In the painting the artist depicts himself being held by his father in an image reminiscent of Mary holding the body of Jesus (or Pieta.) This can be interpreted as signifying the troubled relationship between the artist and his father who was extremely religious. This staunch Catholic upbringing caused Ernst to rebel against the strictures of the Church and other oppressive elements in society from an early age.
In the Pieta or Revolution by Night, Ernst uses expressionless masks for the faces of the two main figures which make them look like statues or sleepwalkers. Another image in the background shows a man with a bandaged head ascending a staircase. Although it is not clear who the figure is meant to represent, it has been suggested that this could be the poet Guillaume Apollinaire, who sustained a head wound in the first world war, or perhaps even Sigmund Freud.
Although Max Ernst had no formal training in art, he adopted an experimental approach to painting that culminated in the beginnings of the 'Dada' art revolution. Ernst also invented other techniques - grattage and frottage - which used paint and pencils to reveal objects underneath canvas or paper. Ernst had an early interest in sketching and painting and influences included works by Van Gogh, Picasso and Gauguin which he first saw at an exhibition in Cologne. Ernst was drafted to the Western and Eastern fronts in World War 1 and saw others injured and killed which had a devastating effect on the artist as on many of his contemporaries.

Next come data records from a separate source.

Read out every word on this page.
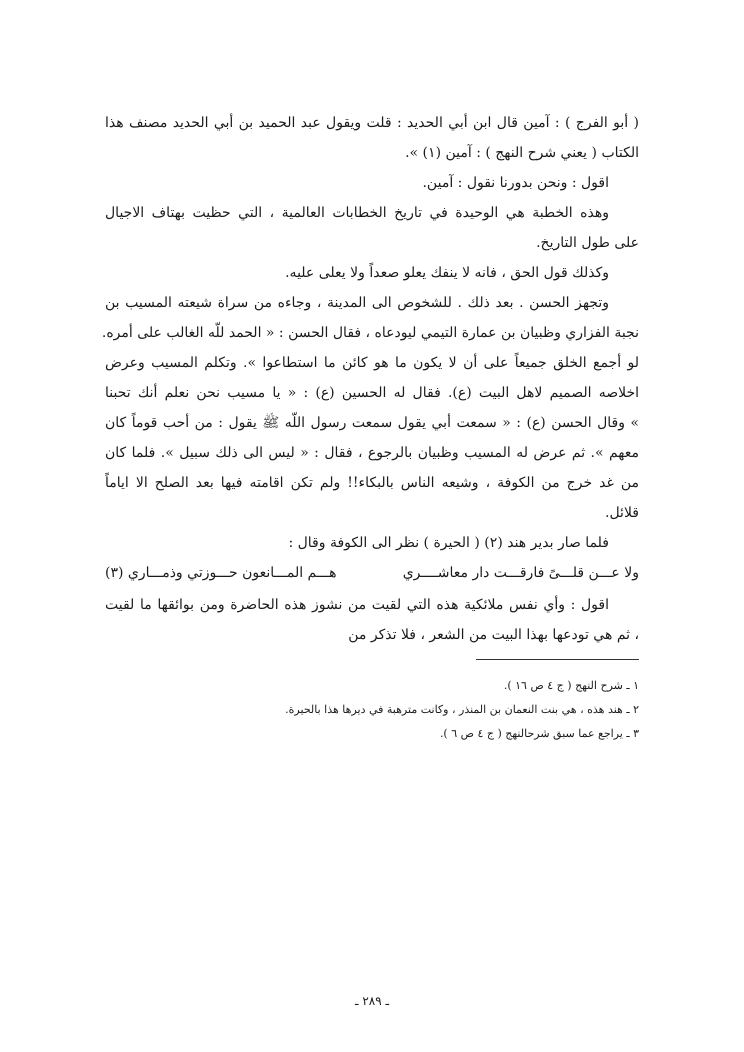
( أبو الفرج ) : آمين قال ابن أبي الحديد : قلت ويقول عبد الحميد بن أبي الحديد مصنف هذا
الكتاب ( يعني شرح النهج ) : آمين (١) ».
اقول : ونحن بدورنا نقول : آمين.
وهذه الخطبة هي الوحيدة في تاريخ الخطابات العالمية ، التي حظيت بهتاف الاجيال
على طول التاريخ.
وكذلك قول الحق ، فانه لا ينفك يعلو صعداً ولا يعلى عليه.
وتجهز الحسن . بعد ذلك . للشخوص الى المدينة ، وجاءه من سراة شيعته المسيب بن
نجبة الفزاري وظبيان بن عمارة التيمي ليودعاه ، فقال الحسن : « الحمد للّه الغالب على أمره.
لو أجمع الخلق جميعاً على أن لا يكون ما هو كائن ما استطاعوا ». وتكلم المسيب وعرض
اخلاصه الصميم لاهل البيت (ع). فقال له الحسين (ع) : « يا مسيب نحن نعلم أنك تحبنا
» وقال الحسن (ع) : « سمعت أبي يقول سمعت رسول اللّه ﷺ يقول : من أحب قوماً كان
معهم ». ثم عرض له المسيب وظبيان بالرجوع ، فقال : « ليس الى ذلك سبيل ». فلما كان
من غد خرج من الكوفة ، وشيعه الناس بالبكاء!! ولم تكن اقامته فيها بعد الصلح الا اياماً
قلائل.
فلما صار بدير هند (٢) ( الحيرة ) نظر الى الكوفة وقال :
ولا عـــن قلـــىً فارقـــت دار معاشــــري
هـــم المـــانعون حـــوزتي وذمـــاري (٣)
اقول : وأي نفس ملائكية هذه التي لقيت من نشوز هذه الحاضرة ومن بوائقها ما لقيت
، ثم هي تودعها بهذا البيت من الشعر ، فلا تذكر من
١ ـ شرح النهج ( ج ٤ ص ١٦ ).
٢ ـ هند هذه ، هي بنت النعمان بن المنذر ، وكانت مترهبة في ديرها هذا بالحيرة.
٣ ـ يراجع عما سبق شرحالنهج ( ج ٤ ص ٦ ).
ـ ٢٨٩ ـ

This can often be seen in his other artwork including pieces which show machinery or weaponry with ridiculous additions and appendages in an attempt to diffuse the horror of the object. The Pietà or Revolution by Night, is typical of the Freudian influence in the works of Ernst, and also shows another indicator of the war that had impressed itself so deeply on the psyche of the artist and other writers, painters and poets of his generation.